Light Relief and the Golden Age

Loyd Grossman explains how a gifted teacher from Maine inspired his love of the past, and encouraged him to plunge his hands into a mixing bowl of Plaster of Paris.

Perhaps it has ceased to exist, or maybe it never did, but it is my firm belief that I once visited and enjoyed the Musée des Plans Reliefs or Museum of Relief Maps – in spite of its not being listed in that otherwise useful guide Little Known Museums in and around Paris. Its display of relief maps, impressive in detail if neglected and bereft of visitors, occupied a dingy floor somewhere above the Musée de l’Armée. I think they were made of painted Plaster of Paris, and the earliest ones dated from the late seventeenth century – the age of Vauban and the perfection of fortification science – when it was felt that gentleman officer cadets in the French army should make models of the strong points of France as part of their military education.

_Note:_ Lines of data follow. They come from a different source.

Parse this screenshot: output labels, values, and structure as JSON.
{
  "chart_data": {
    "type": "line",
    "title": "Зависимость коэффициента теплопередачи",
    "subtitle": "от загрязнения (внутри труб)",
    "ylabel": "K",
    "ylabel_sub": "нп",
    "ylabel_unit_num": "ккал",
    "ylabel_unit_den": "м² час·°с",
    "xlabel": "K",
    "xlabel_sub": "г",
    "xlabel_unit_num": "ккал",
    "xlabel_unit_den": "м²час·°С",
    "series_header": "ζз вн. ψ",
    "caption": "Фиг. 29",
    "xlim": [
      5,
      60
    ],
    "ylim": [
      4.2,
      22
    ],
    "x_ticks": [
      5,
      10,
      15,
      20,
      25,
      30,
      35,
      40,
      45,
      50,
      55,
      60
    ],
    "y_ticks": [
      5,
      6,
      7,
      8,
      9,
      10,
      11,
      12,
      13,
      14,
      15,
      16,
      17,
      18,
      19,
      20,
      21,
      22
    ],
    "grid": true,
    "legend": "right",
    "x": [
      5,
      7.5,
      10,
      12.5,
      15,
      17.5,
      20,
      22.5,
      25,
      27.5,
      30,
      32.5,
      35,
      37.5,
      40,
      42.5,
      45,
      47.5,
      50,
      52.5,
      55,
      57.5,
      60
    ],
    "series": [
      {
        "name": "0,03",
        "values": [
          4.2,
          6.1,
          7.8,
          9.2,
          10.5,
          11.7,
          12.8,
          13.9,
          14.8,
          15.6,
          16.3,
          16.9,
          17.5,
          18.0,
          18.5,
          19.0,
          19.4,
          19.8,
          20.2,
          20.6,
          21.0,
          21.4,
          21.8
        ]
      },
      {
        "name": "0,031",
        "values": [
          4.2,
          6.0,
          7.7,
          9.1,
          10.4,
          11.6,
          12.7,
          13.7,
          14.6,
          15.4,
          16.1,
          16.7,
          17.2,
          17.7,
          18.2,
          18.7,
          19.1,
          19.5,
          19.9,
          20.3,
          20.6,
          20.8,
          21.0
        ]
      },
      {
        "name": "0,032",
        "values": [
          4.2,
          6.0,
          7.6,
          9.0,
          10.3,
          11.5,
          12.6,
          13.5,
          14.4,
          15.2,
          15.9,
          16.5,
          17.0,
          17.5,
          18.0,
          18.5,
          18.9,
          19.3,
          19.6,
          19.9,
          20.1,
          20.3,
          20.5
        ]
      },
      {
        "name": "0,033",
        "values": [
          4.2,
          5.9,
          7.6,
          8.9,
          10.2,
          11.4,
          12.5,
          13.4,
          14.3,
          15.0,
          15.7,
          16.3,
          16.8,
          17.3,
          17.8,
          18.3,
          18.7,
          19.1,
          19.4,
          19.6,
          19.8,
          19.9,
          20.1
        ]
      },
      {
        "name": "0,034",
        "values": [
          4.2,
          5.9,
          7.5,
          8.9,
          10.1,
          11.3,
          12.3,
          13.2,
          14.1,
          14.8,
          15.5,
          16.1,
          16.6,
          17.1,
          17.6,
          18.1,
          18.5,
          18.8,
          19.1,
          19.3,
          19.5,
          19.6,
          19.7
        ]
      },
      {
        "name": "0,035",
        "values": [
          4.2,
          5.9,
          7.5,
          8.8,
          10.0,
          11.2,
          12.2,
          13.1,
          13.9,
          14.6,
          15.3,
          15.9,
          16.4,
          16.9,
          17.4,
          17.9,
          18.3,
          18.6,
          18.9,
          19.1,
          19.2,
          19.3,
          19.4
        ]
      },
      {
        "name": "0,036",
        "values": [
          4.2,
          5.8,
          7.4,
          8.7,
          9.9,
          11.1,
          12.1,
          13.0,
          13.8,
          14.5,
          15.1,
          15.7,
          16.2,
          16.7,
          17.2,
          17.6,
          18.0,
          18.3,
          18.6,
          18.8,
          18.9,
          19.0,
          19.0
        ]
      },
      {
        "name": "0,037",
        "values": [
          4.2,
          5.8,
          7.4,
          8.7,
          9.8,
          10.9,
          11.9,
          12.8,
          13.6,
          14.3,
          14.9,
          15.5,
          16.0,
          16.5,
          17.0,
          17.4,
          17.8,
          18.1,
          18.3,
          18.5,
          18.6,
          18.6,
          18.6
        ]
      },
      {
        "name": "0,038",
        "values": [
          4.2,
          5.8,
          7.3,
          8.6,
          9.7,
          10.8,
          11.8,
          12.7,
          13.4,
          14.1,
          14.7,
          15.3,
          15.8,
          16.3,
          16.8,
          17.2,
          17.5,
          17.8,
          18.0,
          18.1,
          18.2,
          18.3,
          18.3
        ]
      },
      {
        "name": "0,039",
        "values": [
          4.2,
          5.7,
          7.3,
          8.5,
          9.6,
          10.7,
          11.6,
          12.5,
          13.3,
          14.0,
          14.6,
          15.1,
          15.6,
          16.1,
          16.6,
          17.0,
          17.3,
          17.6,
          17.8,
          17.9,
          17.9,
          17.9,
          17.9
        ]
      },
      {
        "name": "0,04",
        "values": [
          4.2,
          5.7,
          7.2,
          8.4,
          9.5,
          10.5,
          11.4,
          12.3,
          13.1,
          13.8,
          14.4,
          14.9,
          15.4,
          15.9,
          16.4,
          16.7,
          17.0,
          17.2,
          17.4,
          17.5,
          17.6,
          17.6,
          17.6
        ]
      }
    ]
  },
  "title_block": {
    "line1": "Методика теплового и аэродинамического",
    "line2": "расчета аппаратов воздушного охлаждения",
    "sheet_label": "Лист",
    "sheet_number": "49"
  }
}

In my imagination I connected immediately, remembering how what might have been the turning point in my historical education was mired in Plaster of Paris too.

I was born in Boston, but soon moved up the coast to Marblehead, Massachusetts, a handsome, very well preserved seaport justly praised by Ada Louise Huxtable, formidable architectural critic of the New York Times, as ‘one of the four most beautiful towns in America’.